1. Eating food A makes people healthy.
2. Food A contains nutrient X.
3. Therefore we should isolate nutrient X, manufacture it in powder form, and ingest it large quantities to become healthy.

This seems pretty logical, and I certainly wouldn’t have questioned this basic mode of thinking a decade ago. And of course the approach has had many successes — taking vitamin C really does ward off scurvy if, for whatever reason, you’re subsisting on a diet devoid of vitamin C. But when we shift from “correcting deficiencies” to “enhancing health,” the approach seems to sputter, as people like Michael Pollan have argued.

The question, from my perspective, is: Why? Why do so many studies find that taking an isolated nutrient fails to reproduce the benefits observed from ingesting that nutrient in the context of a whole food (or, perhaps even more importantly, a whole meal or whole dietary pattern)? There are obviously many factors, such as the rate at which the nutrients are absorbed, and synergies between different nutrients in the food (a possible explanation for why nitrites are “good” when they from spinach and beets but “evil” in the context of fatty hot dogs).

A new study published last week in Neuron (press release here, abstract here) offers another clue. The study looked at the activation of “orexin/hypocretin” neurons in the hypothalamus, which “regulate energy balance, wakefulness, and reward.” It has long been known that glucose levels in the brain reduce the activation of these neurons. Researchers at the University of Cambridge tested how they responded to protein and fat, and found that certain amino acids increase the activation of the neurons, while fatty acids have no effect.
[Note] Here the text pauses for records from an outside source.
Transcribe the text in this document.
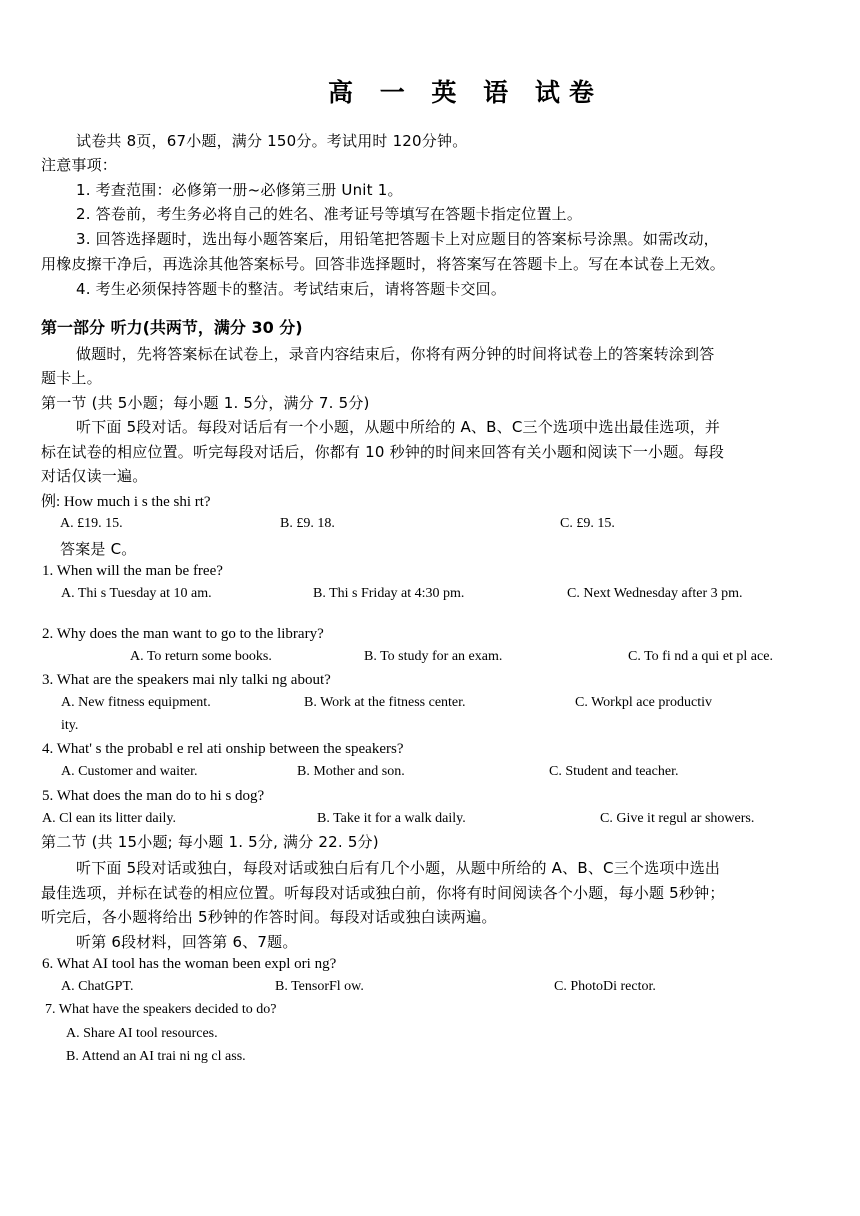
高 一 英 语 试卷
试卷共 8页，67小题，满分 150分。考试用时 120分钟。
注意事项：
1. 考查范围：必修第一册~必修第三册 Unit 1。
2. 答卷前，考生务必将自己的姓名、准考证号等填写在答题卡指定位置上。
3. 回答选择题时，选出每小题答案后，用铅笔把答题卡上对应题目的答案标号涂黑。如需改动，
用橡皮擦干净后，再选涂其他答案标号。回答非选择题时，将答案写在答题卡上。写在本试卷上无效。
4. 考生必须保持答题卡的整洁。考试结束后，请将答题卡交回。
第一部分 听力(共两节，满分 30 分)
做题时，先将答案标在试卷上，录音内容结束后，你将有两分钟的时间将试卷上的答案转涂到答
题卡上。
第一节 (共 5小题；每小题 1. 5分，满分 7. 5分)
听下面 5段对话。每段对话后有一个小题，从题中所给的 A、B、C三个选项中选出最佳选项，并
标在试卷的相应位置。听完每段对话后，你都有 10 秒钟的时间来回答有关小题和阅读下一小题。每段
对话仅读一遍。
例: How much i s the shi rt?
A. £19. 15.	B. £9. 18.	C. £9. 15.
答案是 C。
1. When will the man be free?
A. Thi s Tuesday at 10 am.	B. Thi s Friday at 4:30 pm.	C. Next Wednesday after 3 pm.
2. Why does the man want to go to the library?
A. To return some books.	B. To study for an exam.	C. To fi nd a qui et pl ace.
3. What are the speakers mai nly talki ng about?
A. New fitness equipment.	B. Work at the fitness center.	C. Workpl ace productiv
ity.
4. What' s the probabl e rel ati onship between the speakers?
A. Customer and waiter.	B. Mother and son.	C. Student and teacher.
5. What does the man do to hi s dog?
A. Cl ean its litter daily.	B. Take it for a walk daily.	C. Give it regul ar showers.
第二节 (共 15小题; 每小题 1. 5分, 满分 22. 5分)
听下面 5段对话或独白，每段对话或独白后有几个小题，从题中所给的 A、B、C三个选项中选出
最佳选项，并标在试卷的相应位置。听每段对话或独白前，你将有时间阅读各个小题，每小题 5秒钟；
听完后，各小题将给出 5秒钟的作答时间。每段对话或独白读两遍。
听第 6段材料，回答第 6、7题。
6. What AI tool has the woman been expl ori ng?
A. ChatGPT.	B. TensorFl ow.	C. PhotoDi rector.
7. What have the speakers decided to do?
A. Share AI tool resources.
B. Attend an AI trai ni ng cl ass.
Okay, so the brain responds to macronutrient levels in the body. Cool. Carbs turn this particular neural signal up, and protein turns it down. And if you eat both protein and carbs at the same time, you’d expect that the net result will be the sum of the two signals. But that’s not what the researchers found. The combined protein-and-carb signal was a nonlinear combination of the two individual signals — meaning that these neurons were, in effect, responding to the protein-to-carb ratio rather than amounts. As the researchers put it:

In summary, our data show that the activity in the orx/hcrt system is regulated by macronutrient balance, rather than simply by the caloric content of the diet.
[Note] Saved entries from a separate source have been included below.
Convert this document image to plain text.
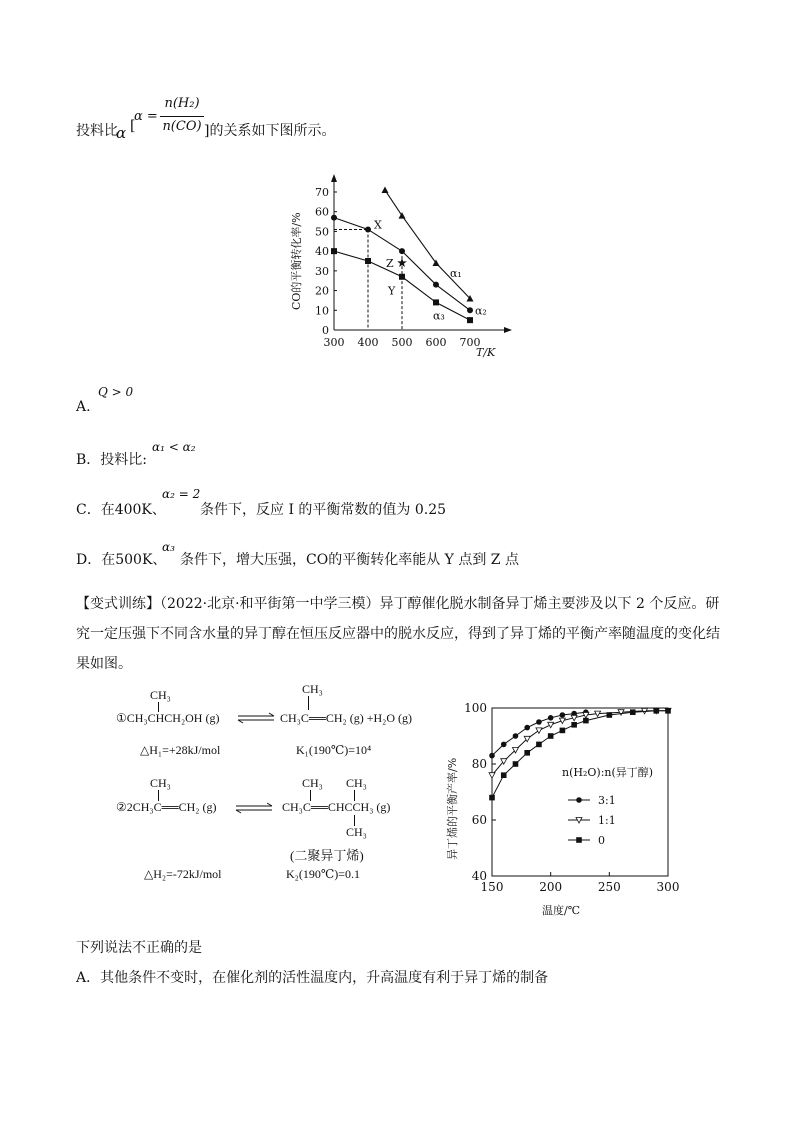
投料比
α [
α =
n(H₂)
n(CO) ]的关系如下图所示。
70
60
50
40
30
20
10
0
300 400 500 600 700
X
Z
Y
α₁
α₂
α₃
CO的平衡转化率/%
T/K
A.
Q > 0
B．投料比:
α₁ < α₂
C．在400K、
α₂ = 2
条件下，反应 I 的平衡常数的值为 0.25
D．在500K、
α₃
条件下，增大压强，CO的平衡转化率能从 Y 点到 Z 点
【变式训练】（2022·北京·和平街第一中学三模）异丁醇催化脱水制备异丁烯主要涉及以下 2 个反应。研
究一定压强下不同含水量的异丁醇在恒压反应器中的脱水反应，得到了异丁烯的平衡产率随温度的变化结
果如图。
CH₃
①CH₃CHCH₂OH (g)
CH₃
CH₃C══CH₂ (g) +H₂O (g)
△H₁=+28kJ/mol	K₁(190℃)=10⁴
CH₃
②2CH₃C══CH₂ (g)
CH₃ CH₃
CH₃C══CHCCH₃ (g)
CH₃
(二聚异丁烯)
△H₂=-72kJ/mol	K₂(190℃)=0.1
100
80
60
40
150	200	250	300
异丁烯的平衡产率/%
温度/℃
n(H₂O):n(异丁醇)
3:1
1:1
0
下列说法不正确的是
A．其他条件不变时，在催化剂的活性温度内，升高温度有利于异丁烯的制备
The bottom line: if you try to understand how this particular aspect of human physiology works by breaking food down into its constituent nutrients and testing them one by one, you’re doomed to failure because its response to individual nutrients is different from its response to combinations of nutrients. Which leads to a corollary: if you try to create a healthy diet by assembling a collection of pills and powders, you’re almost certainly sacrificing some of the synergies present in real foods.